Slate has an interesting article on social networking which suggests that Facebook may be leading us to overestimate other people’s happiness, thereby making us feel more unhappy:
The human habit of overestimating other people’s happiness is nothing new…[Researcher Alex] Jordan points to a quote by Montesquieu: “If we only wanted to be happy it would be easy; but we want to be happier than other people, which is almost always difficult, since we think them happier than they are.” But social networking may be making this tendency worse. Jordan’s research doesn’t look at Facebook explicitly, but if his conclusions are correct, it follows that the site would have a special power to make us sadder and lonelier. By showcasing the most witty, joyful, bullet-pointed versions of people’s lives, and inviting constant comparisons in which we tend to see ourselves as the losers, Facebook appears to exploit an Achilles’ heel of human nature.

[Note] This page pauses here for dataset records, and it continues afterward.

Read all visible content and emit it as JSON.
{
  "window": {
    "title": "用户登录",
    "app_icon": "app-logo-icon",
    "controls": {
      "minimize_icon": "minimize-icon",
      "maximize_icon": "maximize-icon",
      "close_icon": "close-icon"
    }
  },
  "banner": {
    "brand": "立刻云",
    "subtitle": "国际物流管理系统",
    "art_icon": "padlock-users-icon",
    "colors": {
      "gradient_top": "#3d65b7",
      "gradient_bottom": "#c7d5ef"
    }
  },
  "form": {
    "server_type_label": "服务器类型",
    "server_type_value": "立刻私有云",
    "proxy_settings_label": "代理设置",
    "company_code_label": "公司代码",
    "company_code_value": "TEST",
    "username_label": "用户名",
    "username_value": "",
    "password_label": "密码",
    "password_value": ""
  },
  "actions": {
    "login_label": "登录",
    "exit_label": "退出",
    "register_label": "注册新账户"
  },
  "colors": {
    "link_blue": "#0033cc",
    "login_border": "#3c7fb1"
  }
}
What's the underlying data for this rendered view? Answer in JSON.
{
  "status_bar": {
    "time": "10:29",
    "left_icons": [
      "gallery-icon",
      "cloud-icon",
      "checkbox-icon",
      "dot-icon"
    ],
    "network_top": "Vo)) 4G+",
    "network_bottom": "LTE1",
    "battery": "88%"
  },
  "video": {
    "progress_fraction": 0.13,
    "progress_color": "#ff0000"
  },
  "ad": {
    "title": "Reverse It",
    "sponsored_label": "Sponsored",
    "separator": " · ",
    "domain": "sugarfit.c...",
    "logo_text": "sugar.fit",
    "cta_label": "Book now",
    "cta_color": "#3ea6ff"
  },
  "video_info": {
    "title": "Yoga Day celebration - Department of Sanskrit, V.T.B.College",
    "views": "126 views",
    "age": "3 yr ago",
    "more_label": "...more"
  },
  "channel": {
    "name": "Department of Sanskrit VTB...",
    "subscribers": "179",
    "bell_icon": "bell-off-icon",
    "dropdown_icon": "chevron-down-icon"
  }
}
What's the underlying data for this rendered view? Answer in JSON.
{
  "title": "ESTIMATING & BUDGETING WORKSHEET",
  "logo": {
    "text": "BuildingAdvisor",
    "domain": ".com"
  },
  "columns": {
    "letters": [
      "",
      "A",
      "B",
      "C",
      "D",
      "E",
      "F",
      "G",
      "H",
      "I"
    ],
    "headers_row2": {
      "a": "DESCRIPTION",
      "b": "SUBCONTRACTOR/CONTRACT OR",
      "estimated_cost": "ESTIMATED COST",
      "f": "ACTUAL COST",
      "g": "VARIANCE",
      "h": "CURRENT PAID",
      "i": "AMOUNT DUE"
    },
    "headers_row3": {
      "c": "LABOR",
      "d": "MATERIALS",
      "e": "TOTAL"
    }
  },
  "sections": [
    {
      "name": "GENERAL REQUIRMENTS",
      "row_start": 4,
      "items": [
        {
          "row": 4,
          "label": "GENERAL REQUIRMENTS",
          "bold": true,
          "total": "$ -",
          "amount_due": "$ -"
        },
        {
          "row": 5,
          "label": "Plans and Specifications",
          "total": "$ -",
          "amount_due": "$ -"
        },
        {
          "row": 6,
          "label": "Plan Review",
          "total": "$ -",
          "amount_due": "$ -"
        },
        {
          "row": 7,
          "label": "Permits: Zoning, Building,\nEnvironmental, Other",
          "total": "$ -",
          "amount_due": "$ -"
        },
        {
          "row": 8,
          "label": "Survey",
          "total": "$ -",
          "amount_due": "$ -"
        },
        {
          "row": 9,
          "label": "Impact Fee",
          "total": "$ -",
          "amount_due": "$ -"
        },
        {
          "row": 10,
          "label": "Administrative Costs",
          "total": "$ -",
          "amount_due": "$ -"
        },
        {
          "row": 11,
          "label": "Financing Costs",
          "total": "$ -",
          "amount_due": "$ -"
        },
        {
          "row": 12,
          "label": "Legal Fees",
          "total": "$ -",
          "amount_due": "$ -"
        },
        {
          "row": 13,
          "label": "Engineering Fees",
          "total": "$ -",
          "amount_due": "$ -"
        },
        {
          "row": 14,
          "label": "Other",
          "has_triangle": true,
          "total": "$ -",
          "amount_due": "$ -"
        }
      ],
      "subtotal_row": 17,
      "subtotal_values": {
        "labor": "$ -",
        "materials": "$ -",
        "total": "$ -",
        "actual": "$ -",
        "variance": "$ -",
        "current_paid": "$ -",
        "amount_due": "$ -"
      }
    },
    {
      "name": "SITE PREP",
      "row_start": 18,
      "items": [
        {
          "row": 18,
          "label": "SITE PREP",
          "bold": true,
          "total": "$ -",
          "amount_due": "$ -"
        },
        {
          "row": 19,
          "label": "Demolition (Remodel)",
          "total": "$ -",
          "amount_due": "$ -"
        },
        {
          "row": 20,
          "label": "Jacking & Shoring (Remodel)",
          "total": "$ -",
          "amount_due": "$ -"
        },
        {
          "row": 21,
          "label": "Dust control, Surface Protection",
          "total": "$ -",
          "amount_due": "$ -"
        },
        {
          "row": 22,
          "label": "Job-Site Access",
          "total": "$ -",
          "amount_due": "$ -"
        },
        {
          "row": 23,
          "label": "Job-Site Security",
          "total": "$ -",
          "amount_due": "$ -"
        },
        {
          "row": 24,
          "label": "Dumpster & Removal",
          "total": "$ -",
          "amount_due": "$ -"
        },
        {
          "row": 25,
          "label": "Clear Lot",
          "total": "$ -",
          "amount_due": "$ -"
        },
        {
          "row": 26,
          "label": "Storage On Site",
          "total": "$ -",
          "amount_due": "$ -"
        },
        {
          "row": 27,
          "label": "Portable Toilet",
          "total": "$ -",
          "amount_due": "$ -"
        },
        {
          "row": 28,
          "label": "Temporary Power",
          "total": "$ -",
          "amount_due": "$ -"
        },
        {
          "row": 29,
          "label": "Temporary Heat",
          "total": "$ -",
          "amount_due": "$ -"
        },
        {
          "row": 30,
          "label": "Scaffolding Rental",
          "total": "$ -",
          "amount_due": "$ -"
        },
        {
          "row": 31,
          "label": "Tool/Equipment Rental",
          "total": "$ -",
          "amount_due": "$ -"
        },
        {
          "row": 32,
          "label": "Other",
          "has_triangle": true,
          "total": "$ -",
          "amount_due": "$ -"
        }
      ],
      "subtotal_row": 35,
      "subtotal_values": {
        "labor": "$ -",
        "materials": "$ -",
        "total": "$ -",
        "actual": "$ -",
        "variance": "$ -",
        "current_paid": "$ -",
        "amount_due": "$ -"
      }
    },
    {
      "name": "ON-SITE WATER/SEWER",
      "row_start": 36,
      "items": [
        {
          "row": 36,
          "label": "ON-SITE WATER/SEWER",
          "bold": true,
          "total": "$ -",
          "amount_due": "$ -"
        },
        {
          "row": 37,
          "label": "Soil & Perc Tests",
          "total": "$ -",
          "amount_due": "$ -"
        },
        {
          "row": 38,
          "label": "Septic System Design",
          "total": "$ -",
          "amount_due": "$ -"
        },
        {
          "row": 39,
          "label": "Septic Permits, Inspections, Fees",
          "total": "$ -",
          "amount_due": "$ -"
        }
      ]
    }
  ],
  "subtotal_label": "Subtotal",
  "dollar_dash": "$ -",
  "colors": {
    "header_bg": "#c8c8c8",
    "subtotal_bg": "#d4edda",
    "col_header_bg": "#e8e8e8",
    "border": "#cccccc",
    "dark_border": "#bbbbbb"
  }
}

Facebook might aggravate this tendency. Facebook is, after all, characterized by the very public curation of one’s assets in the form of friends, photos, biographical data, accomplishments, pithy observations, even the books we say we like. Look, we have baked beautiful cookies. We are playing with a new puppy. We are smiling in pictures (or, if we are moody, we are artfully moody.) Blandness will not do, and with some exceptions, sad stuff doesn’t make the cut, either. The site’s very design—the presence of a “Like” button, without a corresponding “Hate” button—reinforces a kind of upbeat spin doctoring. (No one will “Like” your update that the new puppy died, but they may “Like” your report that the little guy was brave up until the end.)